Oleh: Uttiek M Panji Astuti, Traveler dan Penulis Buku
Menginjakkan kaki di kota Bukhara membuat saya tak henti-hentinya tercengang. Pada masa kejayaannya, Bukhara adalah negeri yang paling modern di tengah padang Turkestan. Ibarat magnet yang menarik apa saja yang ada di sekitarnya.
Bukhara, di abad ke-15, tak ubahnya Silicon Valley saat ini. Tak heran kalau julukan Buxoro I-Syarif, kota suci Bukhara disematkan padanya.
Sebelum melakukan perjalanan ini, saya sudah membayangkan seperti apa tempat-tempat yang akan dikunjungi. Tapi sungguh, yang saya saksikan beyond imagination. Keindahan kota ini, subhanallah... Pantaslah kalau namanya masih disebut dari generasi ke generasi.
Di Maroko, saya melihat beberapa bangunan indah peninggalan daulah Islam. Di Andalusia, saya takjub dengan rumitnya dekorasi dan presisinya arsitektur Istana Alhambra.
Tapi, semua itu hanya berupa satu-dua bangunan saja. Sementara di Bukhara, bangunan-bangunan bermozaik indah dalam ukuran masif bertebaran di seluruh sudut kota.

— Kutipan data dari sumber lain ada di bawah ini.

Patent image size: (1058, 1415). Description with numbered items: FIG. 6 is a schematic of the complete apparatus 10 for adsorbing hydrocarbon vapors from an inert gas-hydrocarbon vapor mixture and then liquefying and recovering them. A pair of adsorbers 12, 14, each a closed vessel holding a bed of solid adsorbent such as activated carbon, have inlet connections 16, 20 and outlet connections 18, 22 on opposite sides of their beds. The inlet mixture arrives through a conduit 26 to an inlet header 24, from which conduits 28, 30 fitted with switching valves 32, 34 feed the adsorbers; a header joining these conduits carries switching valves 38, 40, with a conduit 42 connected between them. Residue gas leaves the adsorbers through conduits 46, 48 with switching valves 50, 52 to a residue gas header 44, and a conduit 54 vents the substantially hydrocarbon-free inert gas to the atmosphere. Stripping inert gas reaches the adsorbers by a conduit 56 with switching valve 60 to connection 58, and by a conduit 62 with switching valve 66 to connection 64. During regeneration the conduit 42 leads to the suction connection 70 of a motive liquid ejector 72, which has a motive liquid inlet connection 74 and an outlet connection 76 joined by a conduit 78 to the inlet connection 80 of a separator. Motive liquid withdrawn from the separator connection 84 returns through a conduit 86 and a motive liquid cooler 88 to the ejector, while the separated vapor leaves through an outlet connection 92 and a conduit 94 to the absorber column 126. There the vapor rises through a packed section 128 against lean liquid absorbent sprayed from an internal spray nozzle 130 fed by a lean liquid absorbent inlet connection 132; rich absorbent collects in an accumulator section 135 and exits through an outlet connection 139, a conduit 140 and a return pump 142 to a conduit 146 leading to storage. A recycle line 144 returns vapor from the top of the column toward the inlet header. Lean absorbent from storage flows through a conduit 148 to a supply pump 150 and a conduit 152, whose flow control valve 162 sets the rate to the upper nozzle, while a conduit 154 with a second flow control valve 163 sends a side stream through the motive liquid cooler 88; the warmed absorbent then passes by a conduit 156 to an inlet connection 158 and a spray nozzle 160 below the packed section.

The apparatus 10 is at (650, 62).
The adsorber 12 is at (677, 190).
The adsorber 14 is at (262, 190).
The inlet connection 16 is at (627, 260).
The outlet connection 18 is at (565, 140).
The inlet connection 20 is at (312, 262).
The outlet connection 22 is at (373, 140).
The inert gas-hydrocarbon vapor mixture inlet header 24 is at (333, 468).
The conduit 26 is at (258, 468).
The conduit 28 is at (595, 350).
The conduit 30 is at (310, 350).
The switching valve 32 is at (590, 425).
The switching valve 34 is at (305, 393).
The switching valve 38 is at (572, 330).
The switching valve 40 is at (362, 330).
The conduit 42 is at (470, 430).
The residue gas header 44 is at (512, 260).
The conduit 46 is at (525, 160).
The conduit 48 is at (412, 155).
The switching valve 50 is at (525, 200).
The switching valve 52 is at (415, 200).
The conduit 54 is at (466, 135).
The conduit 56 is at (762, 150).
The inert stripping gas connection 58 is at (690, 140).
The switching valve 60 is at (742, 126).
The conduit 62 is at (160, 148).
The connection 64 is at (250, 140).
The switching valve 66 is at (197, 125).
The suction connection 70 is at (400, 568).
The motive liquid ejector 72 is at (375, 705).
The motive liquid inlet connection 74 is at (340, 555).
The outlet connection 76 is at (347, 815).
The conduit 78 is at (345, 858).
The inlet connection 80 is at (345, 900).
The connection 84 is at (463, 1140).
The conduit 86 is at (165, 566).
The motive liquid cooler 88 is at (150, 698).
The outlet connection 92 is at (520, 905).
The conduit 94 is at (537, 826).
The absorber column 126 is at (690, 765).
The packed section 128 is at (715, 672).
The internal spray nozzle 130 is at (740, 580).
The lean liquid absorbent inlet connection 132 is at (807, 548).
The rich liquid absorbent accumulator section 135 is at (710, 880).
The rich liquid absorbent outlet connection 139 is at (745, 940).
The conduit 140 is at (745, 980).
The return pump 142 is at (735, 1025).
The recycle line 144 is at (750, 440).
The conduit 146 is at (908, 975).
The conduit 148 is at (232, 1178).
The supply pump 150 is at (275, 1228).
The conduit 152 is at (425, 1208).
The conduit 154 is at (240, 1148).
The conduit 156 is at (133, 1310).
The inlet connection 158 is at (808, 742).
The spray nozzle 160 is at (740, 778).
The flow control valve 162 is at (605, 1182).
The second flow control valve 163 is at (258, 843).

Masjid, madrasah, pasar, semuanya. Ini adalah visualisasi negeri 1001 malam dalam bentuk nyata! Pantaslah kalau UNESCO menetapkan situs bersejarah di kota tua Bukhara sebagai World Heritage Site.

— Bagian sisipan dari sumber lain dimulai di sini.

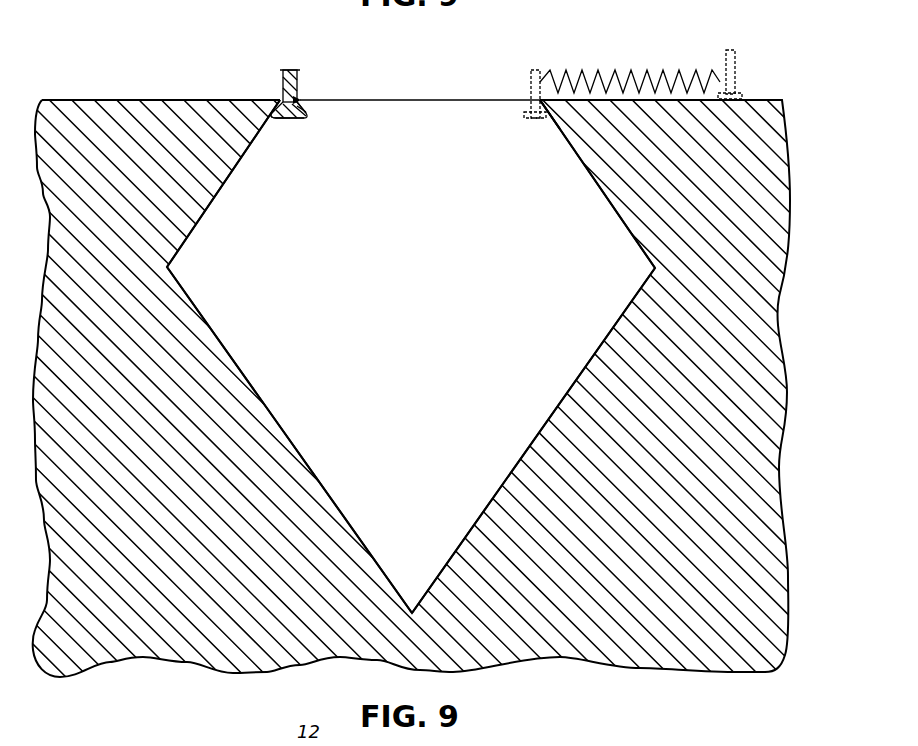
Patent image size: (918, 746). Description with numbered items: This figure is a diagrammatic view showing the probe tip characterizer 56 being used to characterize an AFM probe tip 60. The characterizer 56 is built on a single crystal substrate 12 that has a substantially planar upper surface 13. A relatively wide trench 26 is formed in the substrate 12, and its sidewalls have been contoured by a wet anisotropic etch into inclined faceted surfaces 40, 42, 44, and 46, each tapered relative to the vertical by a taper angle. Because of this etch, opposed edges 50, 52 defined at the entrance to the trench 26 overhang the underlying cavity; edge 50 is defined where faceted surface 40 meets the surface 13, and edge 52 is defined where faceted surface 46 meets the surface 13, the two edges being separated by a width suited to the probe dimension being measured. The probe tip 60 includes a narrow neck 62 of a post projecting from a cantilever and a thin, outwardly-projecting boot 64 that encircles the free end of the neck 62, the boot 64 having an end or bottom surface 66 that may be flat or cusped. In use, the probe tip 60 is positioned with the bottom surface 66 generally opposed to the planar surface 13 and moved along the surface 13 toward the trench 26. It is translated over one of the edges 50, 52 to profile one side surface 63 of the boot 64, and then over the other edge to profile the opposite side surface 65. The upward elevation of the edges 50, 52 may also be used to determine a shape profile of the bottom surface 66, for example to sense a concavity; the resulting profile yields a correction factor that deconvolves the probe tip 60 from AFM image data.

Masih bisa dimengerti kalau bangunan tersebut difungsikan sebagai masjid. Hampir setiap daulah Islam berusaha meninggalkan jejak sejarahnya dalam bentuk masjid yang luar biasa, baik dalam skala luas maupun kemegahannya.
Tapi, saya tidak bisa membayangkan bagaimana sekian abad silam ada madrasah yang dibangun semegah ini. Untuk ukuran sekarang pun rasanya tak akan ada sekolah atau universitas yang dibangun se-mencengangkan ini.

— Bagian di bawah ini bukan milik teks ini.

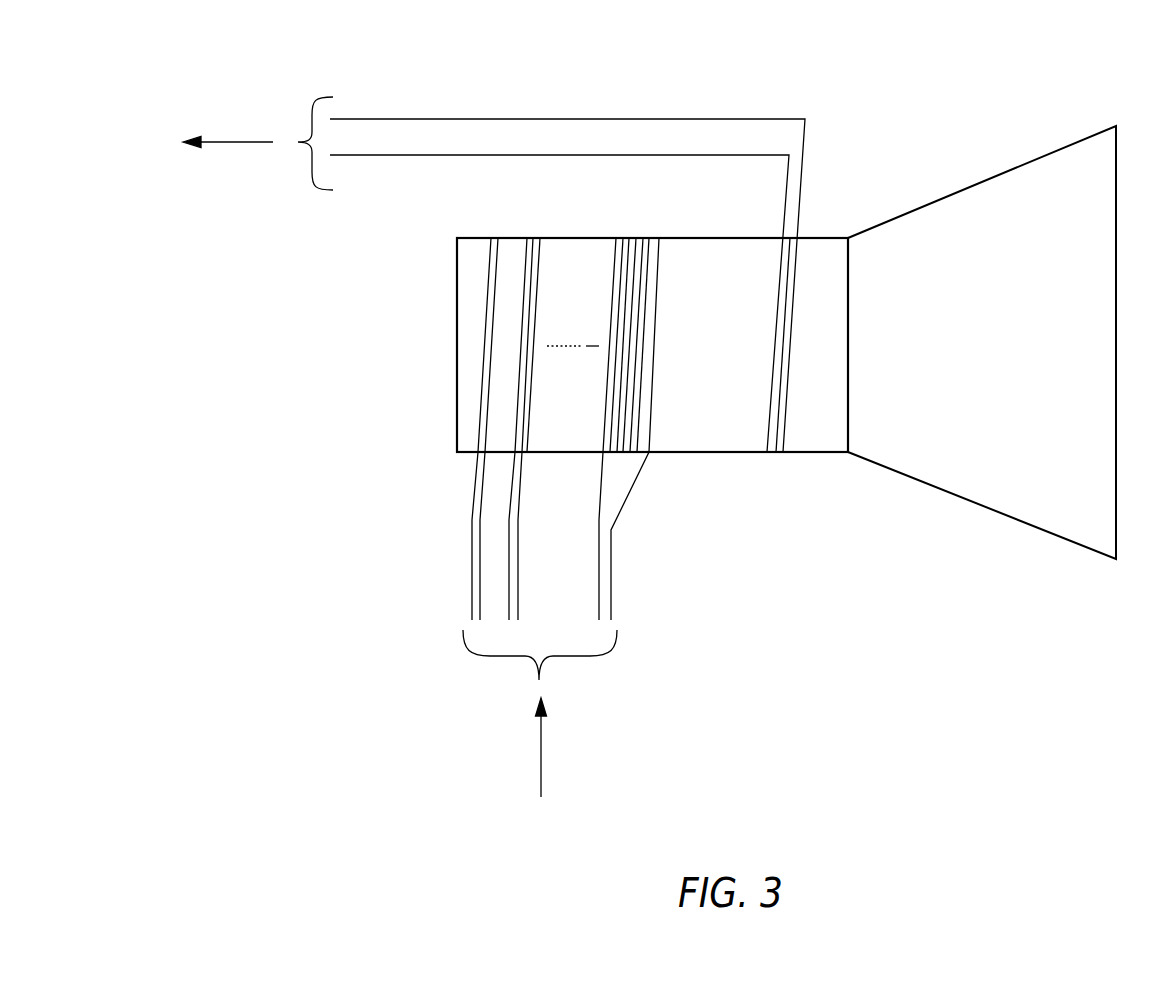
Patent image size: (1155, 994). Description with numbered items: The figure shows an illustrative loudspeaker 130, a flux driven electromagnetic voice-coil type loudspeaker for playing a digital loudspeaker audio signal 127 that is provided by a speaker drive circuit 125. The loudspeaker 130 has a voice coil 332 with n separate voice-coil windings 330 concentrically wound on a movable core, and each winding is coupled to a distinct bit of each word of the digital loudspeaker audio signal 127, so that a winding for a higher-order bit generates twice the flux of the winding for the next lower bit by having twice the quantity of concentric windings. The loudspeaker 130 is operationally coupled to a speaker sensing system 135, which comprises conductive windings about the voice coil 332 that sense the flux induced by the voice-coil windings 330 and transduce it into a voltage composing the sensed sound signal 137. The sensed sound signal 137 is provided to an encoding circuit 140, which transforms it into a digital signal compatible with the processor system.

The loudspeaker 130 is at (930, 371).
The sensed sound signal 137 is at (514, 118).
The encoding circuit 140 is at (144, 166).
The speaker sensing system 135 is at (882, 152).
The voice coil 332 is at (566, 219).
The voice-coil windings 330 is at (742, 468).
The digital loudspeaker audio signal 127 is at (886, 745).
The speaker drive circuit 125 is at (563, 858).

Tempat pertama yang kita kunjungi adalah Madrasah Mir-e-Arab. Saking takjubnya, dada saya sampai terasa sesak. Saya tak lagi bisa berkata-kata. Tak terasa sudut mata menghangat.
"Saya pengin menangis saking takjubnya melihat bangunan ini," kata saya pada Sanjar, kandidat doctor bahasa Indonesia sekaligus local guide yang menemani selama di Uzbekistan.
Madrasah Mir el Arab
Bangunan yang didirikan pada 1535 oleh Sultan Ubaidillah Khan, sampai sekarang masih difungsikan sebagai madrasah. Makam Sang Sultan dan penasihatnya yang berjuluk Mir-e-Arab atau Tuan dari Arab berada di dalam madrasah.
Tepat di depan Madrasah Mir-e-Arab berdiri kokoh Masjid Kalyan atau sering juga disebut Masjid Kalon, yang berarti “besar” dalam bahasa Tajik.
Bentuknya serupa dengan Madrasah Mir-e-Arab. Keduanya bagaikan bayangan satu sama lain. Masjid yang saat ini masih berdiri tegak adalah bangunan “baru” yang dibangun pada abad ke-16. Masjid aslinya telah luluh lantak pada saat invasi bangsa Mongol.
Bangunan yang paling fenomenal di kompleks ini adalah Menara Kalyan yang hampir 1.000 tahun umurnya. Menara ini menjulang setinggi 47 meter, berhias detail indah yang dikerjakan tangan-tangan terampil di masa lampau.
Kekokohan dan keindahannya menyiratkan tingginya peradaban yang dimiliki negeri ini. Menara atau minaret ini merupakan salah satu bukti kehebatan para arsitek Bukhara.
Bukan hal mudah membuat bangunan setinggi itu: berdiri dengan tegak tanpa miring sedikit pun dan kokoh selama berabad-abad. Padahal, teknologi yang digunakan pada masa itu tentu masih sangat sederhana.
Menara Kalyan didirikan Daulah Karakhaniyah pada 1127. Pada masanya, menara ini merupakan bangunan tertinggi di dunia.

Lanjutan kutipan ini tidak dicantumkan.